Handel did not give a full opera season in the winter of 1735/36, probably because he felt unable to compete with the Opera of the Nobility while Farinelli continued to be their star asset, even though Handel’s previous season at Covent Garden had apparently been successful. However, when the wedding of the Prince of Wales was announced for the spring of 1736, Handel no doubt saw it as his duty to contribute to the celebrations, despite the prince’s coolness towards him. On 12 May 1736 he accordingly produced Atalanta
at Covent Garden. It has a pastoral setting, and tells how King Meleagro (disguised as a shepherd) and Aminta (a real shepherd) each pursue and finally win the women whom they love. The princess Atalanta is the object of Meleagro’s affections. The opera is generally light-hearted, as befits a wedding celebration, but has moments of unexpected emotional depth.

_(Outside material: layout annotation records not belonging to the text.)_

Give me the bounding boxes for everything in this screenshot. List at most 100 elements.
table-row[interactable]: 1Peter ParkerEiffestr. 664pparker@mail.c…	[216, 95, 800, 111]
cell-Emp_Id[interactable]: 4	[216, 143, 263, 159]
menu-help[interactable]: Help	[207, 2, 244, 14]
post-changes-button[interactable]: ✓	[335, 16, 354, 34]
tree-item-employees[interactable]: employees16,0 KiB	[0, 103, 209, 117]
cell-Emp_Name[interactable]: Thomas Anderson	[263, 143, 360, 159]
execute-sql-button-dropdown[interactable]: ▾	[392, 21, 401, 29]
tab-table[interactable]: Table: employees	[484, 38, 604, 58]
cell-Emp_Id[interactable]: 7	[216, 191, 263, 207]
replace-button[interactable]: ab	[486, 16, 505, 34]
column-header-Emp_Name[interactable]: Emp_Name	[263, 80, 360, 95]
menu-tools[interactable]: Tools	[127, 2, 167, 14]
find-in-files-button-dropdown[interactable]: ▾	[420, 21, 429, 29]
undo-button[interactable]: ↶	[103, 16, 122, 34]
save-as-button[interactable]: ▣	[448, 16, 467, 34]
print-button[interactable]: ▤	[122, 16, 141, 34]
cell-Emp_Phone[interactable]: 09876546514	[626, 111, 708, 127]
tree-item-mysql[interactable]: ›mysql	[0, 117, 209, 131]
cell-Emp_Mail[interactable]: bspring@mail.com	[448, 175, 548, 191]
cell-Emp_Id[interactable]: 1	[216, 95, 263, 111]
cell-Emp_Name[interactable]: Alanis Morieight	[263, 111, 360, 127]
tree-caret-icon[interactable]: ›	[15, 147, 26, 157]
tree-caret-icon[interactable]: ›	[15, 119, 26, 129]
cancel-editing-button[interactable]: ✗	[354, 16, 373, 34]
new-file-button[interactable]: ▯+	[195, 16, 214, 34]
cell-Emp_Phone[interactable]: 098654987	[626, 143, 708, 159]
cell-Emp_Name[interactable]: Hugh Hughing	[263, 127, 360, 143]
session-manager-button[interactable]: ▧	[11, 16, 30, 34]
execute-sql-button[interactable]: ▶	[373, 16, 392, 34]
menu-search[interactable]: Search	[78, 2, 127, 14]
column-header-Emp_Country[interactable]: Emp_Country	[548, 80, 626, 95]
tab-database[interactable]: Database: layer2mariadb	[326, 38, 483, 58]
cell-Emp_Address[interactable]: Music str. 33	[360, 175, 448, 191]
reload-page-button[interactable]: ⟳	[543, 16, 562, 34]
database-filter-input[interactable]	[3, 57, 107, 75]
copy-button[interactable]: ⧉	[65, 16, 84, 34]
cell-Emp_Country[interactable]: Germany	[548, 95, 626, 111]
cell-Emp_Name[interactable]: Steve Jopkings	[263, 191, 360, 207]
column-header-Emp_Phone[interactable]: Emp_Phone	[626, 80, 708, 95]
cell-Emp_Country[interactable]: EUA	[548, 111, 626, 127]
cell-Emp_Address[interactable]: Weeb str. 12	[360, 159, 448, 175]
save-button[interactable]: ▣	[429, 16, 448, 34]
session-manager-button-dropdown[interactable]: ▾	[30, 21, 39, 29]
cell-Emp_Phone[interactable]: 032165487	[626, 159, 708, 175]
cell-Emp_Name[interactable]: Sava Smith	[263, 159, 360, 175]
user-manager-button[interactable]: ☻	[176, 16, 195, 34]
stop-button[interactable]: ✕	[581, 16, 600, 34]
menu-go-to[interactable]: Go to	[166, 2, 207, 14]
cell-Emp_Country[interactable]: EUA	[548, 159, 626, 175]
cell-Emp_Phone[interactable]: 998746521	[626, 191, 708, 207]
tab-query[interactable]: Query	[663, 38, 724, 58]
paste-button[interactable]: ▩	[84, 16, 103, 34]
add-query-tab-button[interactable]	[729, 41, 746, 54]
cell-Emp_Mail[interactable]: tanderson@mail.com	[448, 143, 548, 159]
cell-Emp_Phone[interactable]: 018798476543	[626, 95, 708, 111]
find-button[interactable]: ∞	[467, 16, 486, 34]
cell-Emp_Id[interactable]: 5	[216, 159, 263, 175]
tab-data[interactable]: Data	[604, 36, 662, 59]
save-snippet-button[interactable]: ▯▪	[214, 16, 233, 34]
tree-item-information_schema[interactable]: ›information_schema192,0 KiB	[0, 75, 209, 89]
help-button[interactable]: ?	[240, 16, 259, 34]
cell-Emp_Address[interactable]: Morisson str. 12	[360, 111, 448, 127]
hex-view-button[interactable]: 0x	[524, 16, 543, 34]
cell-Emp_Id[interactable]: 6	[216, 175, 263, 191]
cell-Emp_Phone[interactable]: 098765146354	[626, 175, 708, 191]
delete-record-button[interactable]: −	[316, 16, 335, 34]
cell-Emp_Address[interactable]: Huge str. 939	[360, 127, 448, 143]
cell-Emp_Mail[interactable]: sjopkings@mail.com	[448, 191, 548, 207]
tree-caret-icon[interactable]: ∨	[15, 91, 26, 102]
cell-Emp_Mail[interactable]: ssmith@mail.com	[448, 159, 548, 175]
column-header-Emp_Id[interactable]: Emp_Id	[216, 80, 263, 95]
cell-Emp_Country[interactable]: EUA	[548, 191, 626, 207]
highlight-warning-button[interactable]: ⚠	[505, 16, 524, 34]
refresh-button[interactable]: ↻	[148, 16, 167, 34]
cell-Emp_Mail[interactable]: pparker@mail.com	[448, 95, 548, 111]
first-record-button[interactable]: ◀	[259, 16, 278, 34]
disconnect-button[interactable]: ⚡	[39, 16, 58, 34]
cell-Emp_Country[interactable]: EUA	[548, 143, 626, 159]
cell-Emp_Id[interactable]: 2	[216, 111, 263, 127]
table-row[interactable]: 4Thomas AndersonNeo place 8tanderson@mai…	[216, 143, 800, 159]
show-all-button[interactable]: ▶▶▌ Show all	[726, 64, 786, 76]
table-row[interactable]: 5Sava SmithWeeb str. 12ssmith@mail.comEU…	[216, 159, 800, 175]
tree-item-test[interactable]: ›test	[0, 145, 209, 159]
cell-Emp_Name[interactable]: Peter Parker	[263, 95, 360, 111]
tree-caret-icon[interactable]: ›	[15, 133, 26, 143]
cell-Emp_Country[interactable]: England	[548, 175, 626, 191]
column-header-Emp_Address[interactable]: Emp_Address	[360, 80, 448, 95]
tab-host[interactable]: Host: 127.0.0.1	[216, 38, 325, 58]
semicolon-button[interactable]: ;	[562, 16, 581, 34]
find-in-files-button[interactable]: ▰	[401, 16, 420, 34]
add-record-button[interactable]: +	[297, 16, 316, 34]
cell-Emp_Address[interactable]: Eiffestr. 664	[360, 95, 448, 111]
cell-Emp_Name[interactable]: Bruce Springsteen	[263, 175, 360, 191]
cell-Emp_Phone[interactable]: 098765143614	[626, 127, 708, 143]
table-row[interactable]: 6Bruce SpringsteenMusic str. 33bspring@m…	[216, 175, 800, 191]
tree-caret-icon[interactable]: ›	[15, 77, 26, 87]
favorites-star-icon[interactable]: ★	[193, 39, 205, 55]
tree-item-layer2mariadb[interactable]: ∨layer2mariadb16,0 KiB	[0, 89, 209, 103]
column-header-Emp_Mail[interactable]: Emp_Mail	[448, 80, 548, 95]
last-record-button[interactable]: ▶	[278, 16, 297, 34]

The festive element is apparent in the trumpet fanfares of the finale, where they accompany a firework display, and in the Overture, which is the nearest Handel came to writing a concerto for solo trumpet. The first two movements are in fact based on the trumpet overture which opens the Deuxième Production
of Telemann’s Musique de table
, a source of many of Handel’s borrowings. Handel ingeniously paraphrases the original, though never quite making it typical of his own style. Telemann makes no contribution to the sprightly final gavotte, however.